What is stored in the /boot directory?
/boot holds the files the machine needs to actually start Linux — the kernel image, the initramfs, and the bootloader's configuration.
This directory is special because it's read at the most fragile moment: power-on, before the full system exists. The boot sequence is roughly bootloader → kernel → initramfs → real system, and the first three live here:
- Kernel (
vmlinuz-*) — the compressed Linux kernel itself. - initramfs / initrd — a tiny temporary root filesystem loaded into RAM that contains just enough drivers to find and mount the real root disk.

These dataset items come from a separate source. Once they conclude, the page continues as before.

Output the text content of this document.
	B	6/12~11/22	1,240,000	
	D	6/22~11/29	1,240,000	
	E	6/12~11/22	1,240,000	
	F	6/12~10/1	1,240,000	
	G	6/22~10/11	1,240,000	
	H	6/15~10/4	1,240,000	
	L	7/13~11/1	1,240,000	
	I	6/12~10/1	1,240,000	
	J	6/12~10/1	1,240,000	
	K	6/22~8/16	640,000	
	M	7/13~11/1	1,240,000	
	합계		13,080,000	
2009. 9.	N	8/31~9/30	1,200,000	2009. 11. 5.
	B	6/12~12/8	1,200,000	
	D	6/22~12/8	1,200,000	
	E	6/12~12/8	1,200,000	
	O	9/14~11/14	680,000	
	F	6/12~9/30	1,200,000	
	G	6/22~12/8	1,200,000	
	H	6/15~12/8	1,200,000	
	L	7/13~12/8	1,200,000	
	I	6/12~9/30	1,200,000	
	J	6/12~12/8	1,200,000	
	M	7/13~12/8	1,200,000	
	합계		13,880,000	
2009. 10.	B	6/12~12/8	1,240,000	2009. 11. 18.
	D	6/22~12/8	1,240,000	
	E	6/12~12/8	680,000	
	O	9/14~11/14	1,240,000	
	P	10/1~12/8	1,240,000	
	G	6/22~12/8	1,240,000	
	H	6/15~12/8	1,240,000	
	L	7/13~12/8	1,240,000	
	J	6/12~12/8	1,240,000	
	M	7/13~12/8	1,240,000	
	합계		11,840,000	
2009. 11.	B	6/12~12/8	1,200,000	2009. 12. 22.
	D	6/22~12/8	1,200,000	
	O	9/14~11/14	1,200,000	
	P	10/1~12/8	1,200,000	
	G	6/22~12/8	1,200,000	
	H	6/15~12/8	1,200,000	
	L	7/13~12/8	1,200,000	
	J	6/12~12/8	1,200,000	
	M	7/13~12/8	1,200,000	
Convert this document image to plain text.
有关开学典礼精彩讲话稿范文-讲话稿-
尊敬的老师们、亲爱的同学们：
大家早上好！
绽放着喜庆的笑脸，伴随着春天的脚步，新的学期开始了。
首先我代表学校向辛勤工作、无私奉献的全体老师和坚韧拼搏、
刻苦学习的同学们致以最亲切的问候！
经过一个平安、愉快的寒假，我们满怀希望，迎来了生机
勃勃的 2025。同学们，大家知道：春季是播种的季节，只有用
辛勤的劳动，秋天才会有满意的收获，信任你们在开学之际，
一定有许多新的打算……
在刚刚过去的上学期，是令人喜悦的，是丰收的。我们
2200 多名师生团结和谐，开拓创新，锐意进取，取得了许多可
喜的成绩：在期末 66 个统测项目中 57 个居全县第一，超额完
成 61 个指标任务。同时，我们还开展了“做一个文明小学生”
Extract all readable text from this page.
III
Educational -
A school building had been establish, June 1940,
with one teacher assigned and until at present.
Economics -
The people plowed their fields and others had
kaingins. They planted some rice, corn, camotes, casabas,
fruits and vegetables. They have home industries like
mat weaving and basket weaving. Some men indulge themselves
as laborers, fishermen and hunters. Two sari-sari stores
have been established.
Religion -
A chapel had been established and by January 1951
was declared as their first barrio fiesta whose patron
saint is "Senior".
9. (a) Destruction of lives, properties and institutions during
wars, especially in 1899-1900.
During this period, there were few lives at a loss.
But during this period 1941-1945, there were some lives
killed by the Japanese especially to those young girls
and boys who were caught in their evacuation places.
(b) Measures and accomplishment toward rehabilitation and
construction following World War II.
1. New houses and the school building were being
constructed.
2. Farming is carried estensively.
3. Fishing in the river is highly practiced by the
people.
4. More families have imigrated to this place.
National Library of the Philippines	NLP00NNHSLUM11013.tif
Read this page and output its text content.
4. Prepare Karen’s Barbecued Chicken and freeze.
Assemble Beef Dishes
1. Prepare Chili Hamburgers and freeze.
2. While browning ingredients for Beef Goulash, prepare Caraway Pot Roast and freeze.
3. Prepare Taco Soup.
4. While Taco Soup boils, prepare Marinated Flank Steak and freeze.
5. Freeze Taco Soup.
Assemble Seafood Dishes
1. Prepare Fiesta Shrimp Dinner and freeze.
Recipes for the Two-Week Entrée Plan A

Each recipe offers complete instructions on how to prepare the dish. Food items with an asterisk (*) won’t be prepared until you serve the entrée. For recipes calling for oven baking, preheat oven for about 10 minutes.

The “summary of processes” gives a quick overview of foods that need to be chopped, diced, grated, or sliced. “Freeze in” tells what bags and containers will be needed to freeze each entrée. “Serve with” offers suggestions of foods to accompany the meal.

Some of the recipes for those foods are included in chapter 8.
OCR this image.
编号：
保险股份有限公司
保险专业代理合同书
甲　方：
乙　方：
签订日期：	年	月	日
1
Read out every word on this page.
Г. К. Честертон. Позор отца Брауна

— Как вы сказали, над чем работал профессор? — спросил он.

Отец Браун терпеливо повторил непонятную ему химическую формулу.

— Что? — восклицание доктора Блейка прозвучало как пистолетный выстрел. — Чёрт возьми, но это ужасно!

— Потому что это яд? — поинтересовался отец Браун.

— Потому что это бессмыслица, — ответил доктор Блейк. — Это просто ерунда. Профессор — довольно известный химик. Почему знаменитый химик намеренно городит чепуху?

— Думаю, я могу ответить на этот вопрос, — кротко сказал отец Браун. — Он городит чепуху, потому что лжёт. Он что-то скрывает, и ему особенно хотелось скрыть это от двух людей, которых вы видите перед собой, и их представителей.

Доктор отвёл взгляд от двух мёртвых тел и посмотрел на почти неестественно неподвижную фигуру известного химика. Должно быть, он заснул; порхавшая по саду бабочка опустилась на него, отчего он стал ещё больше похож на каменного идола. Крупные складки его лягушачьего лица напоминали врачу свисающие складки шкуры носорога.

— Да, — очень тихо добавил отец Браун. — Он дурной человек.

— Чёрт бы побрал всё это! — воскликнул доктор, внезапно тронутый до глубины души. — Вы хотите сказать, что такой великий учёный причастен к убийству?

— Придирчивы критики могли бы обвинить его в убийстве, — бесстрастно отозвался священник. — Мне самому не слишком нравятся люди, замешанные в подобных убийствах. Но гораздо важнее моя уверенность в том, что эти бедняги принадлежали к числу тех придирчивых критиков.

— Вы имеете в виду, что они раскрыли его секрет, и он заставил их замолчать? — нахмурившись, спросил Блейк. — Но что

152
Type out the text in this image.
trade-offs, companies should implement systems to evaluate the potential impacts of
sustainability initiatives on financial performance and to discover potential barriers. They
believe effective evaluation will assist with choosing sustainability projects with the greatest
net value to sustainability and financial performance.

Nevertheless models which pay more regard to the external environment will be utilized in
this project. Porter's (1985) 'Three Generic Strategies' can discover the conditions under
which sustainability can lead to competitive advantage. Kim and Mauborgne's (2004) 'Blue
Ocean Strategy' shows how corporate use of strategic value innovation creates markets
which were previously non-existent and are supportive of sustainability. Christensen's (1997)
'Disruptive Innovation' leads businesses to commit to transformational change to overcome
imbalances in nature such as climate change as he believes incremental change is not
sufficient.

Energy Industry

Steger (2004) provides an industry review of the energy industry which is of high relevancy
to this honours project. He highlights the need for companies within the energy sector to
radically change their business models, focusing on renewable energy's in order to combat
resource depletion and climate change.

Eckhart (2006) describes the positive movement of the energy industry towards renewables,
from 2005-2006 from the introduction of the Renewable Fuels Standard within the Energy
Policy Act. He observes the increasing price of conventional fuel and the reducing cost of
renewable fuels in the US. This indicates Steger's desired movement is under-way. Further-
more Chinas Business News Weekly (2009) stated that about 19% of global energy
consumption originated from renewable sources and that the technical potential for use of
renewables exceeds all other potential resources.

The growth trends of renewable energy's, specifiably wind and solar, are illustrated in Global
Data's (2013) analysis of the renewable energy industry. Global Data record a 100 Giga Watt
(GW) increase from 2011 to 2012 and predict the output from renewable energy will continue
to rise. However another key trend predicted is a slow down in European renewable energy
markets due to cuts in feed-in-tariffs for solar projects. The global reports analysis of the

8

- GRUB config — tells the bootloader which kernel(s) exist and which to start.
It's often a separate partition for a practical reason: the bootloader runs before Linux understands fancy or encrypted filesystems, so /boot is kept on a simple format the firmware can read.
Gotcha: breaking /boot — deleting the kernel, corrupting GRUB's config — leaves a machine that powers on but can't load an OS. Don't hand-edit it casually; let the package manager update kernels.
Tip: A filename like vmlinuz-5.14.0-362.el9.x86_64 decodes as kernel version 5.14.0, build 362, for Enterprise Linux 9, on x86-64. Multiple such files mean multiple kernels you can boot — handy if a new one misbehaves.